Science, Jagerbombs and changing the world

Food and Drink Student Life

My most recent culinary endeavour left me feeling strangely at home; weighing out tiny quantities of indistinguishable, white powders and trying in vain to get them to dissolve in unlikely solvents, under the sceptical gaze of onlookers. I feel compelled to mention that nothing untoward was going on in my day to day life or my kitchen. I am a chemist and this week I have been trying my hand at molecular gastronomy, the “science-y” cooking that chefs such as Heston Blumenthal and Hervé This are best known for. The techniques employed in molecular gastronomy are, by no means, a new phenomenon though; Brasenose physicist Nikolas Kurti described many of them as early as 1969 in his television programme and a subsequent presentation to the Royal Society, both entitled “The Physicist in the Kitchen”.

As for my own attempt, after spending far more than I had planned on obscure ingredients and a cheap blender, I was able to carry out reverse spherification on Jägermeister. Here a drink is encapsulated in a gelatinous membrane with a liquid centre. I added my balls of jäger to cocktail glasses of ginger beer to give a classier twist on the notorious jägerbomb. The ginger beer was far more refreshing on a summer afternoon and the sensation of the bubble of jäger bursting in the mouth was oddly pleasant, though the membrane that it left behind was met with mixed reviews.
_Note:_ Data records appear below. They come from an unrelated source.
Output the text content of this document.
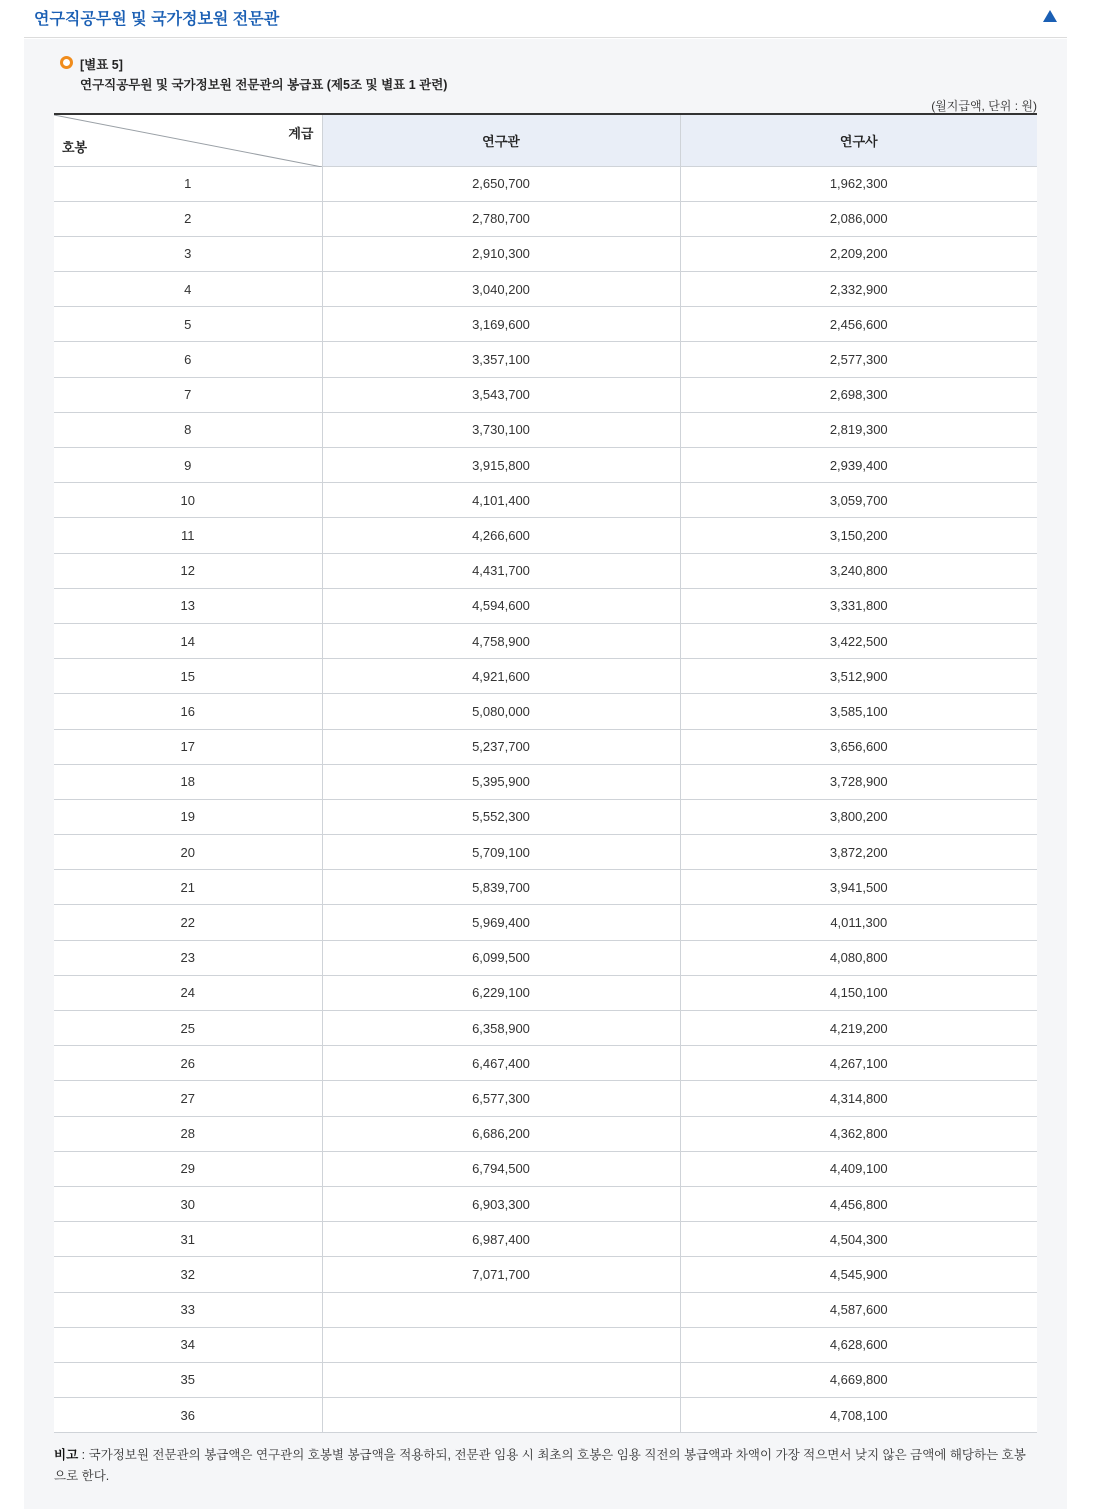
연구직공무원 및 국가정보원 전문관
[별표 5]
연구직공무원 및 국가정보원 전문관의 봉급표 (제5조 및 별표 1 관련)
(월지급액, 단위 : 원)
계급
호봉	연구관	연구사
1	2,650,700	1,962,300
2	2,780,700	2,086,000
3	2,910,300	2,209,200
4	3,040,200	2,332,900
5	3,169,600	2,456,600
6	3,357,100	2,577,300
7	3,543,700	2,698,300
8	3,730,100	2,819,300
9	3,915,800	2,939,400
10	4,101,400	3,059,700
11	4,266,600	3,150,200
12	4,431,700	3,240,800
13	4,594,600	3,331,800
14	4,758,900	3,422,500
15	4,921,600	3,512,900
16	5,080,000	3,585,100
17	5,237,700	3,656,600
18	5,395,900	3,728,900
19	5,552,300	3,800,200
20	5,709,100	3,872,200
21	5,839,700	3,941,500
22	5,969,400	4,011,300
23	6,099,500	4,080,800
24	6,229,100	4,150,100
25	6,358,900	4,219,200
26	6,467,400	4,267,100
27	6,577,300	4,314,800
28	6,686,200	4,362,800
29	6,794,500	4,409,100
30	6,903,300	4,456,800
31	6,987,400	4,504,300
32	7,071,700	4,545,900
33		4,587,600
34		4,628,600
35		4,669,800
36		4,708,100
비고 : 국가정보원 전문관의 봉급액은 연구관의 호봉별 봉급액을 적용하되, 전문관 임용 시 최초의 호봉은 임용 직전의 봉급액과 차액이 가장 적으면서 낮지 않은 금액에 해당하는 호봉으로 한다.
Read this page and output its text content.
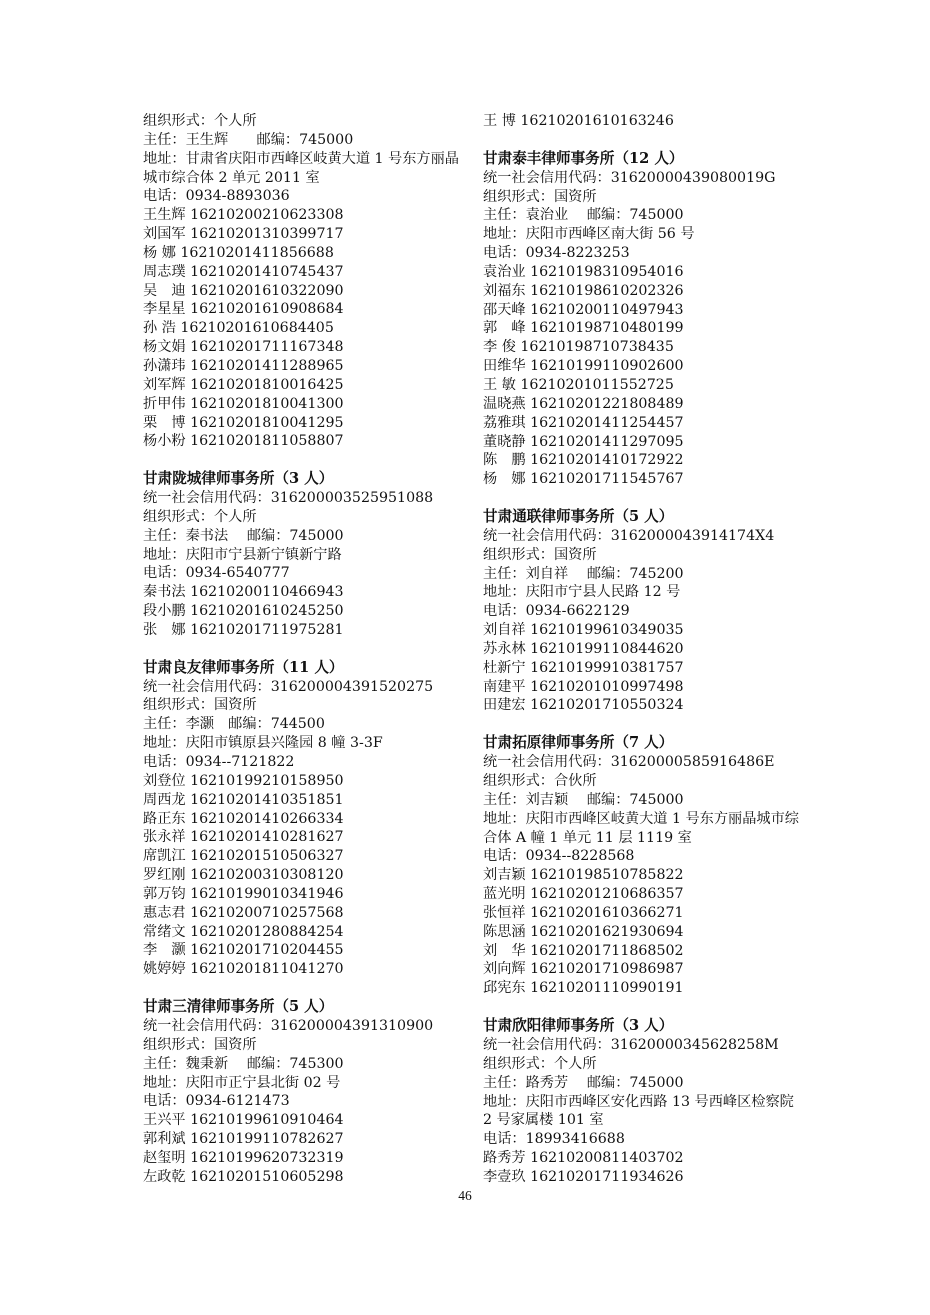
组织形式：个人所
主任：王生辉　　邮编：745000
地址：甘肃省庆阳市西峰区岐黄大道 1 号东方丽晶城市综合体 2 单元 2011 室
电话：0934-8893036
王生辉 16210200210623308
刘国军 16210201310399717
杨 娜 16210201411856688
周志璞 16210201410745437
吴　迪 16210201610322090
李星星 16210201610908684
孙 浩 16210201610684405
杨文娟 16210201711167348
孙潇玮 16210201411288965
刘军辉 16210201810016425
折甲伟 16210201810041300
栗　博 16210201810041295
杨小粉 16210201811058807
甘肃陇城律师事务所（3 人）
统一社会信用代码：316200003525951088
组织形式：个人所
主任：秦书法　 邮编：745000
地址：庆阳市宁县新宁镇新宁路
电话：0934-6540777
秦书法 16210200110466943
段小鹏 16210201610245250
张　娜 16210201711975281
甘肃良友律师事务所（11 人）
统一社会信用代码：316200004391520275
组织形式：国资所
主任：李灏　邮编：744500
地址：庆阳市镇原县兴隆园 8 幢 3-3F
电话：0934--7121822
刘登位 16210199210158950
周西龙 16210201410351851
路正东 16210201410266334
张永祥 16210201410281627
席凯江 16210201510506327
罗红刚 16210200310308120
郭万钧 16210199010341946
惠志君 16210200710257568
常绪文 16210201280884254
李　灏 16210201710204455
姚婷婷 16210201811041270
甘肃三清律师事务所（5 人）
统一社会信用代码：316200004391310900
组织形式：国资所
主任：魏秉新　 邮编：745300
地址：庆阳市正宁县北街 02 号
电话：0934-6121473
王兴平 16210199610910464
郭利斌 16210199110782627
赵玺明 16210199620732319
左政乾 16210201510605298
王 博 16210201610163246
甘肃泰丰律师事务所（12 人）
统一社会信用代码：31620000439080019G
组织形式：国资所
主任：袁治业　 邮编：745000
地址：庆阳市西峰区南大街 56 号
电话：0934-8223253
袁治业 16210198310954016
刘福东 16210198610202326
邵天峰 16210200110497943
郭　峰 16210198710480199
李 俊 16210198710738435
田维华 16210199110902600
王 敏 16210201011552725
温晓燕 16210201221808489
荔雅琪 16210201411254457
董晓静 16210201411297095
陈　鹏 16210201410172922
杨　娜 16210201711545767
甘肃通联律师事务所（5 人）
统一社会信用代码：3162000043914174X4
组织形式：国资所
主任：刘自祥　 邮编：745200
地址：庆阳市宁县人民路 12 号
电话：0934-6622129
刘自祥 16210199610349035
苏永林 16210199110844620
杜新宁 16210199910381757
南建平 16210201010997498
田建宏 16210201710550324
甘肃拓原律师事务所（7 人）
统一社会信用代码：31620000585916486E
组织形式：合伙所
主任：刘吉颖　 邮编：745000
地址：庆阳市西峰区岐黄大道 1 号东方丽晶城市综合体 A 幢 1 单元 11 层 1119 室
电话：0934--8228568
刘吉颖 16210198510785822
蓝光明 16210201210686357
张恒祥 16210201610366271
陈思涵 16210201621930694
刘　华 16210201711868502
刘向辉 16210201710986987
邱宪东 16210201110990191
甘肃欣阳律师事务所（3 人）
统一社会信用代码：31620000345628258M
组织形式：个人所
主任：路秀芳　 邮编：745000
地址：庆阳市西峰区安化西路 13 号西峰区检察院 2 号家属楼 101 室
电话：18993416688
路秀芳 16210200811403702
李壹玖 16210201711934626
46
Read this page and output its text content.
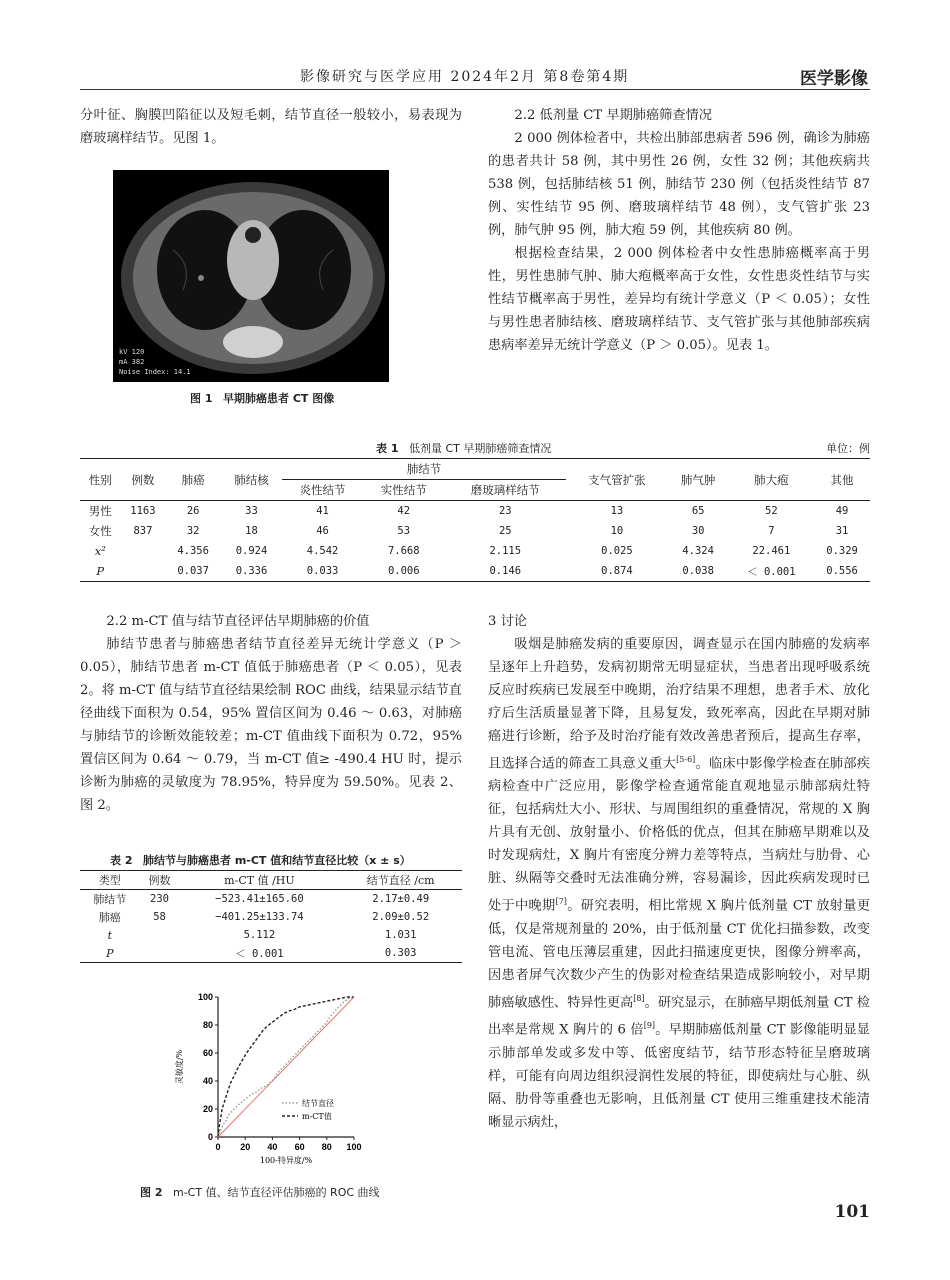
影像研究与医学应用 2024年2月 第8卷第4期	医学影像

分叶征、胸膜凹陷征以及短毛刺，结节直径一般较小，易表现为磨玻璃样结节。见图 1。

kV 120
mA 382
Noise Index: 14.1
图 1 早期肺癌患者 CT 图像

2.2 低剂量 CT 早期肺癌筛查情况

2 000 例体检者中，共检出肺部患病者 596 例，确诊为肺癌的患者共计 58 例，其中男性 26 例，女性 32 例；其他疾病共 538 例，包括肺结核 51 例，肺结节 230 例（包括炎性结节 87 例、实性结节 95 例、磨玻璃样结节 48 例），支气管扩张 23 例，肺气肿 95 例，肺大疱 59 例，其他疾病 80 例。

根据检查结果，2 000 例体检者中女性患肺癌概率高于男性，男性患肺气肿、肺大疱概率高于女性，女性患炎性结节与实性结节概率高于男性，差异均有统计学意义（P ＜ 0.05）；女性与男性患者肺结核、磨玻璃样结节、支气管扩张与其他肺部疾病患病率差异无统计学意义（P ＞ 0.05）。见表 1。

表 1 低剂量 CT 早期肺癌筛查情况	单位：例
性别	例数	肺癌	肺结核	肺结节			支气管扩张	肺气肿	肺大疱	其他
				炎性结节	实性结节	磨玻璃样结节				
男性	1163	26	33	41	42	23	13	65	52	49
女性	837	32	18	46	53	25	10	30	7	31
x²		4.356	0.924	4.542	7.668	2.115	0.025	4.324	22.461	0.329
P		0.037	0.336	0.033	0.006	0.146	0.874	0.038	＜ 0.001	0.556

2.2 m-CT 值与结节直径评估早期肺癌的价值

肺结节患者与肺癌患者结节直径差异无统计学意义（P ＞ 0.05），肺结节患者 m-CT 值低于肺癌患者（P ＜ 0.05），见表 2。将 m-CT 值与结节直径结果绘制 ROC 曲线，结果显示结节直径曲线下面积为 0.54，95% 置信区间为 0.46 ～ 0.63，对肺癌与肺结节的诊断效能较差；m-CT 值曲线下面积为 0.72，95% 置信区间为 0.64 ～ 0.79，当 m-CT 值≥ -490.4 HU 时，提示诊断为肺癌的灵敏度为 78.95%，特异度为 59.50%。见表 2、图 2。

表 2 肺结节与肺癌患者 m-CT 值和结节直径比较（x ± s）
类型	例数	m-CT 值 /HU	结节直径 /cm
肺结节	230	−523.41±165.60	2.17±0.49
肺癌	58	−401.25±133.74	2.09±0.52
t		5.112	1.031
P		＜ 0.001	0.303
0
20
40
60
80
100
0 20 40 60 80 100
100-特异度/%
灵敏度/%
结节直径
m-CT值
图 2 m-CT 值、结节直径评估肺癌的 ROC 曲线

3 讨论

吸烟是肺癌发病的重要原因，调查显示在国内肺癌的发病率呈逐年上升趋势，发病初期常无明显症状，当患者出现呼吸系统反应时疾病已发展至中晚期，治疗结果不理想，患者手术、放化疗后生活质量显著下降，且易复发，致死率高，因此在早期对肺癌进行诊断，给予及时治疗能有效改善患者预后，提高生存率，且选择合适的筛查工具意义重大[5-6]。临床中影像学检查在肺部疾病检查中广泛应用，影像学检查通常能直观地显示肺部病灶特征，包括病灶大小、形状、与周围组织的重叠情况，常规的 X 胸片具有无创、放射量小、价格低的优点，但其在肺癌早期难以及时发现病灶，X 胸片有密度分辨力差等特点，当病灶与肋骨、心脏、纵隔等交叠时无法准确分辨，容易漏诊，因此疾病发现时已处于中晚期[7]。研究表明，相比常规 X 胸片低剂量 CT 放射量更低，仅是常规剂量的 20%，由于低剂量 CT 优化扫描参数，改变管电流、管电压薄层重建，因此扫描速度更快，图像分辨率高，因患者屏气次数少产生的伪影对检查结果造成影响较小，对早期肺癌敏感性、特异性更高[8]。研究显示，在肺癌早期低剂量 CT 检出率是常规 X 胸片的 6 倍[9]。早期肺癌低剂量 CT 影像能明显显示肺部单发或多发中等、低密度结节，结节形态特征呈磨玻璃样，可能有向周边组织浸润性发展的特征，即使病灶与心脏、纵隔、肋骨等重叠也无影响，且低剂量 CT 使用三维重建技术能清晰显示病灶，

101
Until recently molecular gastronomy has been the preserve of Michelin starred chefs, but that could be set to change with a number of books and DIY kits now on the market. This begs the question: will we all be cooking with molecular gastronomy one day? Sadly, no. The appeal of molecular gastronomy lies in it being a feast for the eyes as well as the mouth and experiencing an everyday flavour alongside a texture or temperature that you would not normally associate with it. The increased availability of the techniques on offer to the layperson, while great for astounding guests at a dinner party, are far less likely to be employed while making supper mid-week. The amount of money, time and effort associated with preparing capsules, foams and mists really doesn’t seem worthwhile unless you are cooking to impress and the novelty of the dishes may wear thin if they were prepared too often.

While molecular gastronomy may not have found its place in everyday cooking, the techniques employed within it have found uses elsewhere such as in the production of the juice-filled pearls that go into bubble tea. Last year London-based Skipping Rocks Lab developed Ooho!: drinking water trapped in spheres which are both edible and biodegradable to eliminate the waste produced in the form of water bottles! The idea was named as one of five with the potential to change the world at the 2014 Lexus Design Awards: a poignant reminder that science in food will be crucial in feeding a growing population, and overcoming environmental issues with food and drink production.